Oona lived from the mid-19th century until the 1930s. As a result, she experienced the old ways of the Ojibway before European settlers arrived in large numbers. Broker explains the impact that such historical events had on Oona, her family, and her village through Oona’s voice. In Oona’s lifetime, the United States government sought to forcibly remove Anishinabe peoples—which include the Ojibway—from their land in now Minnesota and place them in Native Areas or reservations. Three important treaties were made between the leaders of the Ojibway and the US government. In the treaty of 1837, the Ojibway ceded land in exchange for annual payments of 35,000 dollars for a 20-year period, with the payments split between cash, goods, and services. In the treaty of 1854, the Ojibway gave up two million acres of land for annual payments of less than 20,000 dollars in the form of cash, goods, and school funds. Both treaties granted tribal members the right to fish, hunt, and gather on ceded lands. The treaty of 1855 did not contain such rights, establishing two reservations with 20,000 dollars in payments and promises to provide farming equipment and skilled labor. The three treaties were signed under duress or threatening conditions, and the US government failed to deliver. There was litigation in the late 20th and early 21st centuries regarding Minnesota’s denial of fishing and rice-gathering rights. The Dawes Act (first mentioned in the Foreword) had an especially devastating effect on Indigenous tribes. It divided reservations into individual allotments and sold the “excess” acreage to white settlers. As a result, tribes lost approximately 90 million acres of land. The treaty also aided the US government’s goals of negating tribal governance and forcibly assimilating Indigenous people into white culture. Oona’s story captures the way that treaties (which she refers to as marked papers) and laws upended her and her family’s lives.

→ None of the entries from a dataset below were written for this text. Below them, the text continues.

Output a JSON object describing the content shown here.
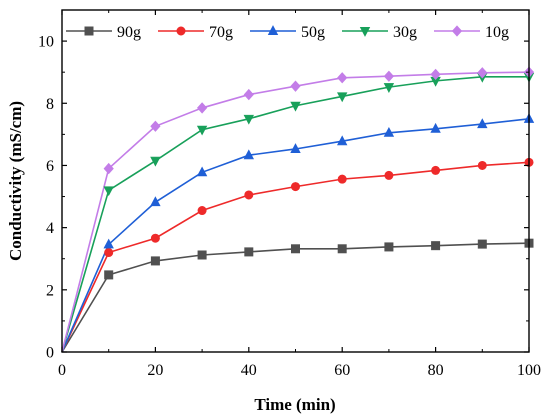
{
  "chart_data": {
    "type": "line",
    "xlabel": "Time (min)",
    "ylabel": "Conductivity (mS/cm)",
    "xlim": [
      0,
      100
    ],
    "ylim": [
      0,
      11
    ],
    "x_ticks": [
      0,
      20,
      40,
      60,
      80,
      100
    ],
    "y_ticks": [
      0,
      2,
      4,
      6,
      8,
      10
    ],
    "grid": false,
    "legend_position": "top",
    "x": [
      0,
      10,
      20,
      30,
      40,
      50,
      60,
      70,
      80,
      90,
      100
    ],
    "series": [
      {
        "name": "90g",
        "color": "#505050",
        "marker": "square",
        "values": [
          0,
          2.48,
          2.93,
          3.12,
          3.22,
          3.32,
          3.32,
          3.38,
          3.42,
          3.47,
          3.5
        ]
      },
      {
        "name": "70g",
        "color": "#ee2a2a",
        "marker": "circle",
        "values": [
          0,
          3.2,
          3.66,
          4.55,
          5.05,
          5.32,
          5.56,
          5.68,
          5.84,
          6.0,
          6.1
        ]
      },
      {
        "name": "50g",
        "color": "#1f5fd6",
        "marker": "triangle-up",
        "values": [
          0,
          3.46,
          4.82,
          5.78,
          6.33,
          6.53,
          6.78,
          7.05,
          7.18,
          7.33,
          7.5
        ]
      },
      {
        "name": "30g",
        "color": "#18a05a",
        "marker": "triangle-down",
        "values": [
          0,
          5.2,
          6.15,
          7.15,
          7.5,
          7.92,
          8.22,
          8.52,
          8.72,
          8.85,
          8.85
        ]
      },
      {
        "name": "10g",
        "color": "#c37de8",
        "marker": "diamond",
        "values": [
          0,
          5.9,
          7.26,
          7.85,
          8.28,
          8.55,
          8.82,
          8.87,
          8.93,
          8.98,
          9.0
        ]
      }
    ]
  }
}
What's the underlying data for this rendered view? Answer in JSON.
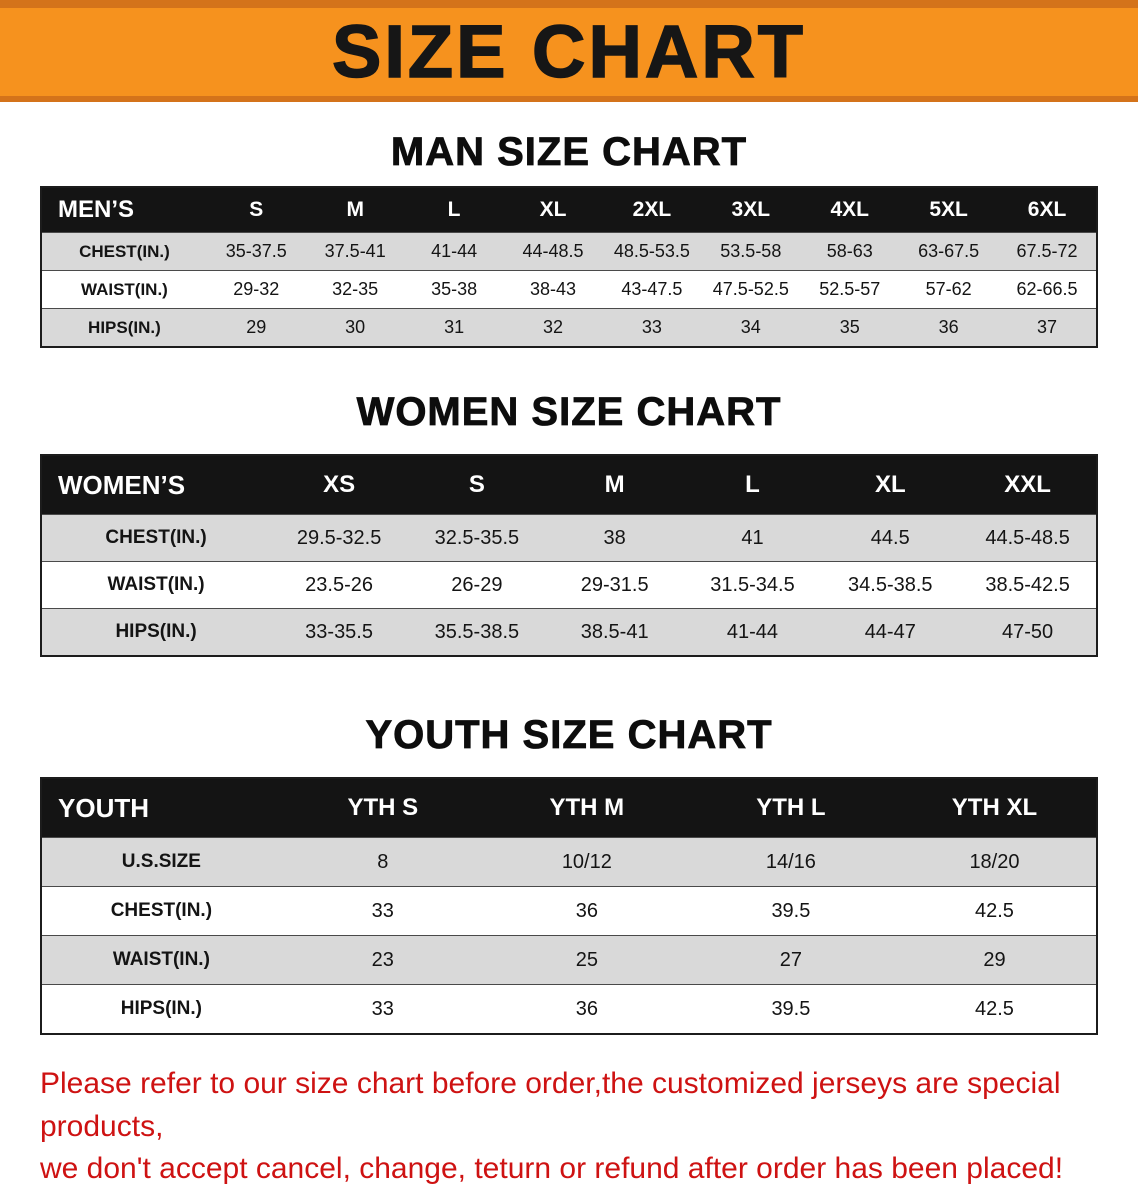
{
  "banner": {
    "title": "SIZE CHART"
  },
  "sections": [
    {
      "heading": "MAN SIZE CHART",
      "table": {
        "header": [
          "MEN’S",
          "S",
          "M",
          "L",
          "XL",
          "2XL",
          "3XL",
          "4XL",
          "5XL",
          "6XL"
        ],
        "rows": [
          [
            "CHEST(IN.)",
            "35-37.5",
            "37.5-41",
            "41-44",
            "44-48.5",
            "48.5-53.5",
            "53.5-58",
            "58-63",
            "63-67.5",
            "67.5-72"
          ],
          [
            "WAIST(IN.)",
            "29-32",
            "32-35",
            "35-38",
            "38-43",
            "43-47.5",
            "47.5-52.5",
            "52.5-57",
            "57-62",
            "62-66.5"
          ],
          [
            "HIPS(IN.)",
            "29",
            "30",
            "31",
            "32",
            "33",
            "34",
            "35",
            "36",
            "37"
          ]
        ]
      }
    },
    {
      "heading": "WOMEN SIZE CHART",
      "table": {
        "header": [
          "WOMEN’S",
          "XS",
          "S",
          "M",
          "L",
          "XL",
          "XXL"
        ],
        "rows": [
          [
            "CHEST(IN.)",
            "29.5-32.5",
            "32.5-35.5",
            "38",
            "41",
            "44.5",
            "44.5-48.5"
          ],
          [
            "WAIST(IN.)",
            "23.5-26",
            "26-29",
            "29-31.5",
            "31.5-34.5",
            "34.5-38.5",
            "38.5-42.5"
          ],
          [
            "HIPS(IN.)",
            "33-35.5",
            "35.5-38.5",
            "38.5-41",
            "41-44",
            "44-47",
            "47-50"
          ]
        ]
      }
    },
    {
      "heading": "YOUTH SIZE CHART",
      "table": {
        "header": [
          "YOUTH",
          "YTH S",
          "YTH M",
          "YTH L",
          "YTH XL"
        ],
        "rows": [
          [
            "U.S.SIZE",
            "8",
            "10/12",
            "14/16",
            "18/20"
          ],
          [
            "CHEST(IN.)",
            "33",
            "36",
            "39.5",
            "42.5"
          ],
          [
            "WAIST(IN.)",
            "23",
            "25",
            "27",
            "29"
          ],
          [
            "HIPS(IN.)",
            "33",
            "36",
            "39.5",
            "42.5"
          ]
        ]
      }
    }
  ],
  "footer": {
    "line1": "Please refer to our size chart before order,the customized jerseys are special products,",
    "line2": "we don't accept cancel, change, teturn or refund after order has been placed!"
  },
  "colors": {
    "banner_bg": "#f6921e",
    "banner_trim": "#d4731a",
    "table_header_bg": "#141414",
    "row_shaded": "#d9d9d9",
    "footer_text": "#ce1212"
  }
}
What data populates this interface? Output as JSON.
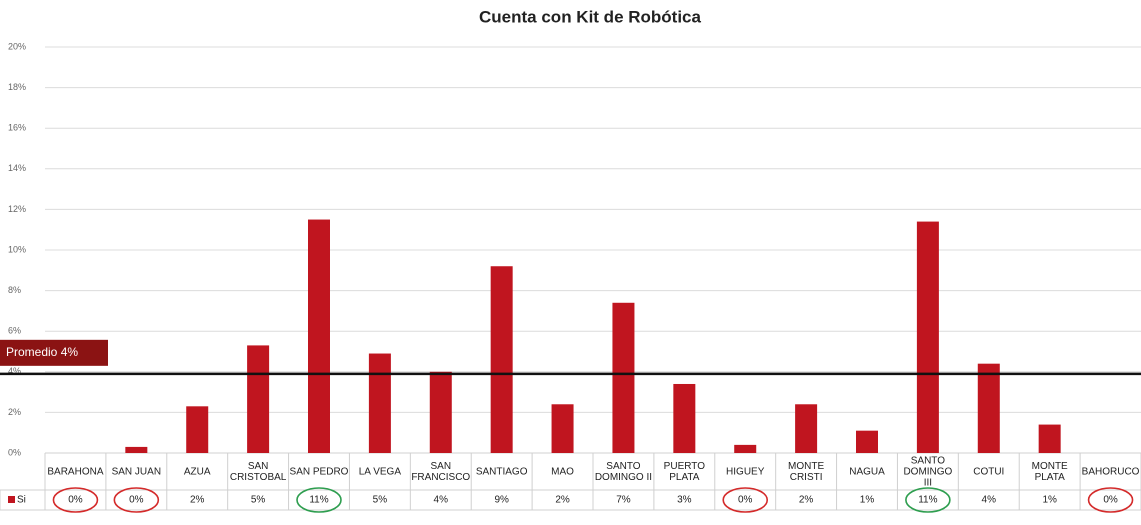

Acting out of perceived superiority, the white settlers sought to convert Indigenous people to Christianity and European culture. They focused on Indigenous children, forcing them to attend boarding schools miles away from their families. In these schools, Ojibway children were taught that their own culture was inferior and that they had to adopt white ways. Oona describes the confusion and pain that such teaching caused her and her family. She also references the coughing sickness, an illness that resulted from their forced assimilation and claimed the lives of numerous Indigenous people. In short, Oona lived through a time of broken promises and great suffering. Yet, as hinted in the Foreword and Prologue, Oona and Ignatia Broker, her great-great-granddaughter, keep Ojibway culture alive by “closing” the circle—returning their people to their roots via stories.